Taylor passed the test.
"My mom actually came with me and I ran to her and said 'look mom! I got it, I passed," Taylor said.
Taylor now works as Clark County's youngest deputy coroner. Among her duties, running toxicology reports and helping with autopsies.
"I didn't expect her to be as good as she's turned out to be. She has a very bright future ahead of her," Scott said.
A few months shy of graduating high school, dual credit classes and working alongside Scott and a regional forensic pathologist have Taylor well on her way to fulfilling her dream of becoming a forensic pathologist.
"Ever since I was I was about 10 years old, my mom was like 'Oh that'll change, you're not going to want to do that.' And here I am, and I love doing it," she said.

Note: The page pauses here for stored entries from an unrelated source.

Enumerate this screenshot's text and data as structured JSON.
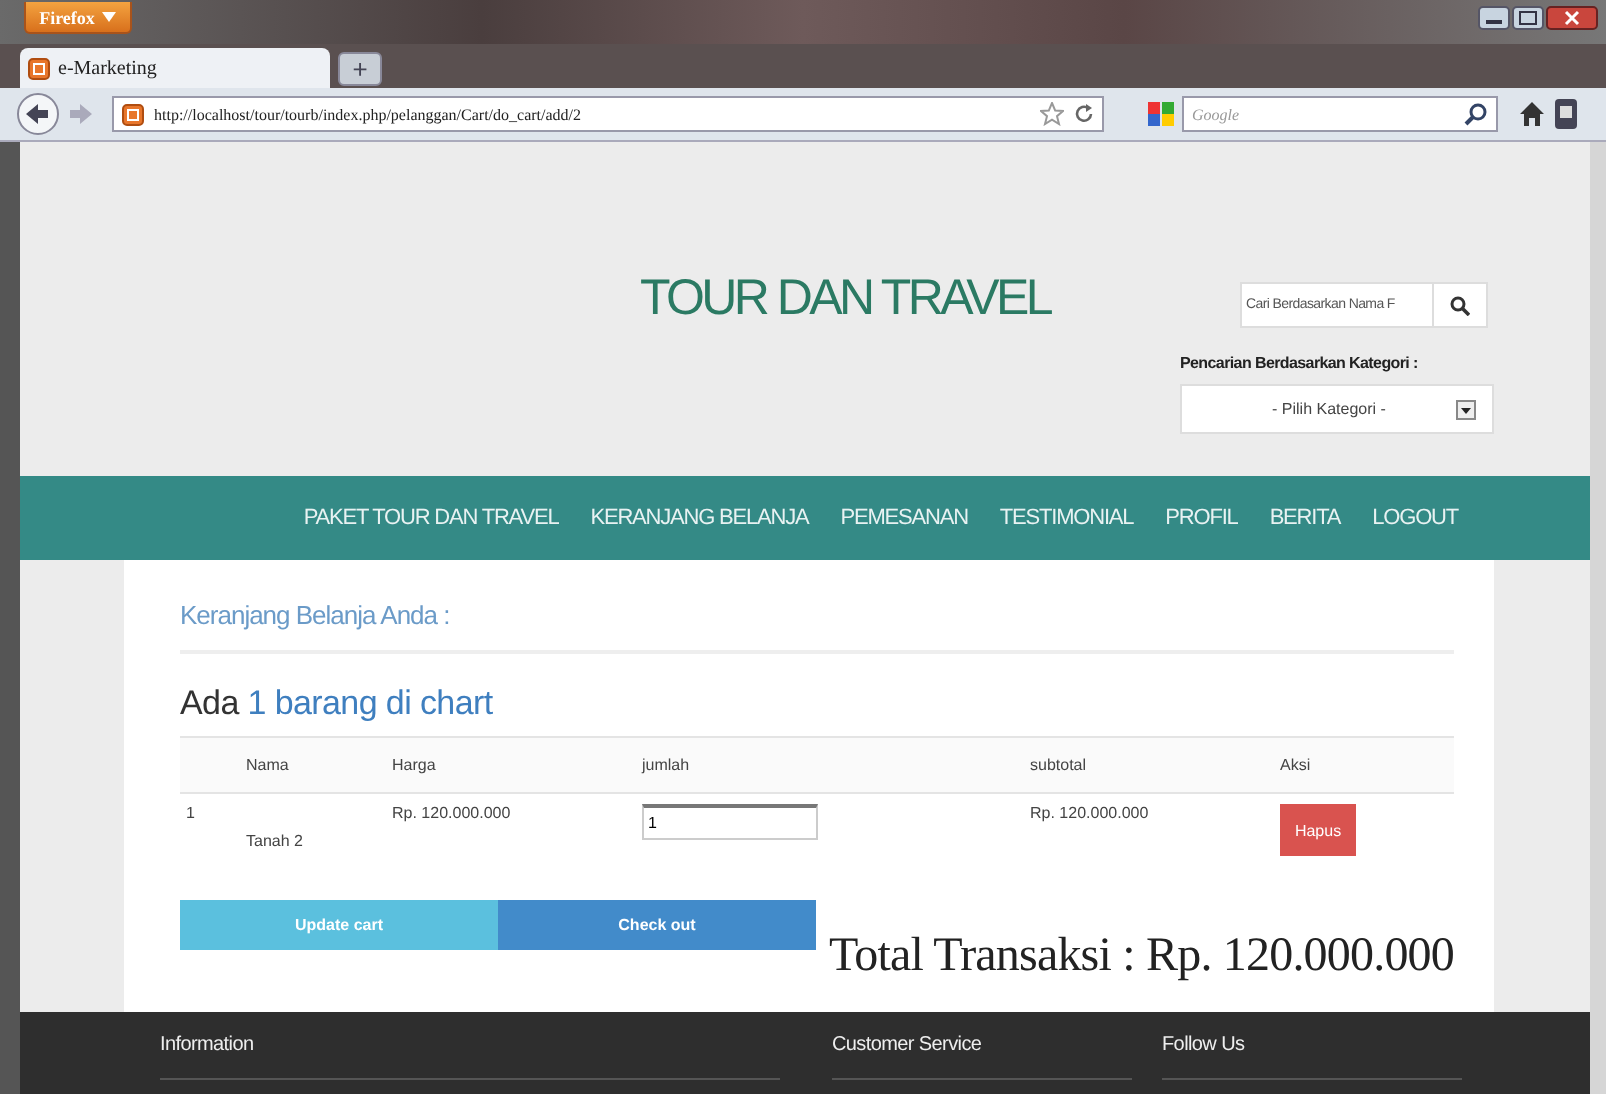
{
  "browser": {
    "menu_button": "Firefox",
    "tab": {
      "title": "e-Marketing",
      "selected": true
    },
    "new_tab": "+",
    "url": "http://localhost/tour/tourb/index.php/pelanggan/Cart/do_cart/add/2",
    "search_placeholder": "Google"
  },
  "header": {
    "title": "TOUR DAN TRAVEL",
    "search_placeholder": "Cari Berdasarkan Nama F",
    "category_label": "Pencarian Berdasarkan Kategori :",
    "category_select": "- Pilih Kategori -"
  },
  "nav": [
    {
      "label": "PAKET TOUR DAN TRAVEL"
    },
    {
      "label": "KERANJANG BELANJA"
    },
    {
      "label": "PEMESANAN"
    },
    {
      "label": "TESTIMONIAL"
    },
    {
      "label": "PROFIL"
    },
    {
      "label": "BERITA"
    },
    {
      "label": "LOGOUT"
    }
  ],
  "cart": {
    "heading": "Keranjang Belanja Anda :",
    "summary_prefix": "Ada",
    "summary_count": "1 barang di chart",
    "columns": [
      "Nama",
      "Harga",
      "jumlah",
      "subtotal",
      "Aksi"
    ],
    "rows": [
      {
        "number": "1",
        "name": "Tanah 2",
        "price": "Rp. 120.000.000",
        "quantity": "1",
        "subtotal": "Rp. 120.000.000",
        "action": "Hapus"
      }
    ],
    "buttons": [
      {
        "label": "Update cart",
        "kind": "update"
      },
      {
        "label": "Check out",
        "kind": "checkout"
      }
    ],
    "total": "Total Transaksi : Rp. 120.000.000"
  },
  "footer": {
    "headings": [
      "Information",
      "Customer Service",
      "Follow Us"
    ]
  }
}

Though Scott jokes around that he hopes she changes her mind about forensic pathology so he can hire her on full-time, he said he's very proud of her and what she will do in the future.
"I can see her sending me the emails with the cause of death and toxicology reports and it's Dr. Alexis Taylor. So I'm excited," Scott said.
When she graduates, Taylor said she plans to attend Indiana University – Purdue University Indianapolis or Indiana University - Southeast to study to be a forensic pathologist.